Класс настораживается. Шеи вытягиваются. Стан кладет локти на плечи Чарли. Беппо лезет на парту, чтобы лучше слышать, что скажет миссис Аткинс.
— По-моему, все вы очень недурно учились в эту четверть, — говорит миссис Аткинс. — Ленивые перестали лениться, а старательные стали еще старательнее. Я сказала об этом директору, и директор прислал нам две ложи в цирк… Тсс… тише! Дайте мне досказать… Стан, не кричи! Беппо, слезь с парты, пожалуйста… Если вы не замолчите, я больше ничего не скажу.
Класс на минуту стихает.
— Итак, у нас есть две ложи в цирк на сегодняшнее представление, — продолжает учительница, — вы придете сюда к шести часам.
— Билеты! — кричат ребята. — Покажите билеты!
Многие из них никогда в жизни не видели билетов в цирк. Вот они — розовые бумажки, открывающие двери в мир чудес, который они знают только по афишам. Мэри Роч оттопыривает нижнюю губку.
— Подумаешь, как интересно! — говорит она презрительно. — Я, наверное, уже раз десять была в цирке.
— Хвастает, ставлю пять пенсов, что хвастает, — шепчет Нил.
— Тогда уступи мне твой билет, — просит Беппо, — я поведу нашу Франческу. Она еще никогда не была в цирке.
— Зачем? — пожимает плечами Мэри. — Мама всегда говорит: «Дают — бери». Нет, билет мой, я тебе его не отдам.
— Вот жадина!
— Оставь ее. Не видишь разве: ей самой хочется пойти с нами, — примирительно говорит Чарли.
— Внимание! На прошлом уроке я объясняла вам простые дроби, — говорит учительница, — итак…
Однако в этот день дробям не везет. Раздается стук в дверь, и Беппо, выглянув, объявляет, что какая-то дама хочет видеть учительницу Флору Аткинс.
— Дама?
— Да, мэм, вот этакая дама. — Беппо очертил в воздухе огромный круг.
Миссис Аткинс закрыла учебник арифметики: — Прошу вас сидеть тихо, пока я переговорю с посетительницей.
Она вышла из класса, притворив дверь. Но ветхие стены пропускали не только воду, но и звуки, и весь класс от слова до слова слышал все, что говорилось в коридоре.

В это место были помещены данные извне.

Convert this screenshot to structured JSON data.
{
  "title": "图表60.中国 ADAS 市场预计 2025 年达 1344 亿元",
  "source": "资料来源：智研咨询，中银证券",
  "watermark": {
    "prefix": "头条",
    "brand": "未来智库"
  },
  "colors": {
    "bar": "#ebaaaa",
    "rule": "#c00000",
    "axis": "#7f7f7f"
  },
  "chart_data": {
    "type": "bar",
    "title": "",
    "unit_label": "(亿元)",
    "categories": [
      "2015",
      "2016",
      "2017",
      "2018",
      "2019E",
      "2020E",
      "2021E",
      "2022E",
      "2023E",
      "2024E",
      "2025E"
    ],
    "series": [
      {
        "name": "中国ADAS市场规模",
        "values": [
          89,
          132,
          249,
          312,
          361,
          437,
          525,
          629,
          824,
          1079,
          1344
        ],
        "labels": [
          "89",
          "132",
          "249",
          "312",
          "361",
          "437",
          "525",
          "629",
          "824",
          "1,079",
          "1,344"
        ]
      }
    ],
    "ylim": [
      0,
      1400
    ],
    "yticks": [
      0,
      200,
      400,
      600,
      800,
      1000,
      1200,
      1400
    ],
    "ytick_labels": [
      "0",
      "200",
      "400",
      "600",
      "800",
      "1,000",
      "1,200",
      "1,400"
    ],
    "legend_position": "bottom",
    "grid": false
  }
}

— Вы — здешняя учительница Аткинс? — раздался каркающий голос, выходивший как будто из бездонной бочки.
При первом звуке этого голоса Мэри встрепенулась и подошла ближе к дверям.
— Да, я преподаю в этой школе, — отвечала учительница.
— Я хотела поговорить с директором, но его сейчас нет, а я слишком занята, чтобы ходить дважды по такому делу, — продолжал каркающий голос. — Моя фамилия Роч.
— Мама! — испуганно воскликнула Мэри и прикрыла рот рукой.
— Чем могу служить, миссис Роч? — спросила учительница.
— Я отдала к вам в школу свою дочь вовсе не потому, что это самая дешевая школа в здешних местах, каркнула посетительница. — Средства позволяют мне учить мою Мэри в самом лучшем заведении. Понимаете?
— Понимаю, миссис Роч.
— Однако эта школа находится ближе всего к месту моей службы — к дому сенатора Грей-Френса, у которого я имею честь состоять старшей поварихой. Понимаете?
— Понимаю, миссис Роч.
— Я надеялась, что в вашей школе дело поставлено не хуже, чем в других. Директор, что называется, обвел меня вокруг пальца, наобещал мне, что моя Мэри будет сидеть на первой парте, и так далее.
— Мэри Роч действительно сидит на первой парте, — сказала учительница.
— Да, но с кем она сидит? — неистово закаркала посетительница. — Скажите, с к е м она сидит?!